Four Reasons Not To Freak Out Over Annual Fees

So you got to this site by the promise of an awesome deal. Then, buried near the bottom of the post, we mention that the card you need to use comes with a $450 annual fee! What gives?

Our favorite cards, and their annual fees, are: The Chase Sapphire Reserve ($450), the Citi Prestige ($450), The Chase Sapphire Preferred ($95, waived first year), and the Amex Premier Rewards Gold ($195, waived first year).

After the waived first years, carrying these four cards would cost you $1,190 per year. That does sound crazy! But here's why you should not be scared away by annual fees (read all of these, they aren't in any particular order because they will matter differently for different people):

1. The signup bonus will always be more valuable than the first year's annual fee

You're signing up for many of these cards mostly for the sign-up bonus. A 50,000 sign-up on any of these cards is always worth at least $500, so you're easily net positive that way. But hey, you wanted 50,000 FREE points, not to waste your time and energy to pay $450 for 50,000 points! So look onto number two.

2. These fees are almost all offset by travel credits

Each of these cards, except for the $95 per year Chase Sapphire Preferred, has a travel credit you can use on certain travel expenses. For the Reserve it is $300, for the Prestige $250, and for the Amex $100. That means if you can find a way to use these credits on things you were going to buy anyways, your annual fee is effectively decreased.

What's more, you can get these credits TWICE IN THE FIRST YEAR because it is given by calendar year. For the three most expensive above cards, using the travel credit twice will more than offset the annual fee for the first year. Of course, if you hold the card, you only get one credit per year you pay the annual fee, which is why we have number three.

3. You don't have to keep these cards longer than a year

You can almost always downgrade your card to a no-fee option after the first year to avoid the second year's annual fee. The no-fee card will not give you the great benefits of the better card, andto keep travel hacking you should probably not use it, but it will just sit their keeping your payment history pristine and your credit utilization low.

If no downgrade options are available (a rarity), you can cancel the card, though this is always a last resort, as it will look bad on your credit report. In some cases, downgrading is an awesome choice. We both signed up for the Sapphire Preferred to get the signup bonus. Once we got it, one of us downgraded to the Chase Freedom Ultimate, which was a great add to our card portfolio. If we didn't already have it, downgrading to the Chase Freedom would have been a great option as well. What about the other Preferred we had, well, onto number four.

The Chase Sapphire Reserve and Citi Prestige have hefty $450 annual fees, but between travel credits and perks, we'll get more than enough value out of them.

The Chase Sapphire Reserve and Citi Prestige have hefty $450 annual fees, but between travel credits and perks, we'll get more than enough value out of them.

4. Sometimes the cards are just worth the annual fee!

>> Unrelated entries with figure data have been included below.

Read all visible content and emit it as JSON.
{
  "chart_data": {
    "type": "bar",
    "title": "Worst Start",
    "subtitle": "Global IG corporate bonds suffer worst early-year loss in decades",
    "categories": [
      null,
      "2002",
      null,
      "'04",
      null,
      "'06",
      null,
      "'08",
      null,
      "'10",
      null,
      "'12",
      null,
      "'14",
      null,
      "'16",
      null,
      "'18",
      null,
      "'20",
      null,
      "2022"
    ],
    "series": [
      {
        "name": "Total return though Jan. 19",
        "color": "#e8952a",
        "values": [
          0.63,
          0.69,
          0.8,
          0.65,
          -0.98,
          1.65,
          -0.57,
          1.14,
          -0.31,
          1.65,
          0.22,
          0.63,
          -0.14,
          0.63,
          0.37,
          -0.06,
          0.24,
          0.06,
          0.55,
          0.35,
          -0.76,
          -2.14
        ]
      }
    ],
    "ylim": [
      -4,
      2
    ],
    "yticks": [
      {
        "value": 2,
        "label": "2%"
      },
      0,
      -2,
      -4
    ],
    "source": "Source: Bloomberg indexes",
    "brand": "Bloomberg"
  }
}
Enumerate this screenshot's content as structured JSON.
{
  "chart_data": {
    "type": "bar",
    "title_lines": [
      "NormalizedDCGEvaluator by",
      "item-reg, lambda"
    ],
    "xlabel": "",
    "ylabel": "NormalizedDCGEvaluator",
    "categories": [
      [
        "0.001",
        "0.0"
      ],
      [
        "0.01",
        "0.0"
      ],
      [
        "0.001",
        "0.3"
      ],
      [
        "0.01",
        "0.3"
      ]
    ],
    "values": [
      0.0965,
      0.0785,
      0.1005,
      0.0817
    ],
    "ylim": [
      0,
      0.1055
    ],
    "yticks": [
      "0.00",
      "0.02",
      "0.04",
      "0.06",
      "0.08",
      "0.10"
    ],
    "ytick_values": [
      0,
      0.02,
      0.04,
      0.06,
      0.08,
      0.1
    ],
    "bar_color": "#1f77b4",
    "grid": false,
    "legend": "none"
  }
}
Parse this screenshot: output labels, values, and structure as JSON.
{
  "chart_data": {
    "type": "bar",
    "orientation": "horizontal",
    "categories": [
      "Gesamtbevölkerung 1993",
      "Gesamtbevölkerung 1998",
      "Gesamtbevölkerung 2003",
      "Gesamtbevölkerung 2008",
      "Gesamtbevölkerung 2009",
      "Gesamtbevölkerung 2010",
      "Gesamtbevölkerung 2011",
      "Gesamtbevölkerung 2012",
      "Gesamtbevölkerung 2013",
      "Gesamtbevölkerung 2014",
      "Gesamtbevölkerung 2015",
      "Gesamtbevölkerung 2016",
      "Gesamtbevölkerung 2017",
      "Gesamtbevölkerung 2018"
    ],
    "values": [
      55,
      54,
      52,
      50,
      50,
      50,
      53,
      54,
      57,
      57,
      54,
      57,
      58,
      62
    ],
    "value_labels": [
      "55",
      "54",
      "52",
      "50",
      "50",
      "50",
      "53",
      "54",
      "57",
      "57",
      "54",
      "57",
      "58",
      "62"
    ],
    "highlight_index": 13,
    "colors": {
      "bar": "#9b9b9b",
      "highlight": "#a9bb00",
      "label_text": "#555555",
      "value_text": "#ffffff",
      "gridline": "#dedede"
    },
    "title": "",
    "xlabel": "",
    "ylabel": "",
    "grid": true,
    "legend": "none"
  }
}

We'll always use our travel credits, and we will easily get $200 of value out of the Citi Prestige's fourth night free every year. We will probably get $150 of value out of the Chase Sapphire Reserve through its Chase travel portal perks every year. Beyond that, these cards get us Priority Pass, which is good for lounge access on many of our trips.

We don't recommend carrying a bunch of high annual fee cards just to be fancy. Actually, in no case have we recently signed up for a card with a first-year annual fee where we did not have a plan to immediately get exceptional value out of that card. Both of the Sapphire Reserves we hold earned us 100,000 Ultimate Reward Points in signup bonuses (good for $1500 in travel). We used the Citi Prestige to save over $2000 on a trip to Disney World. Including the travel credits that we used, we paid $1,350 in annual fees on these cards for $5,600 of value.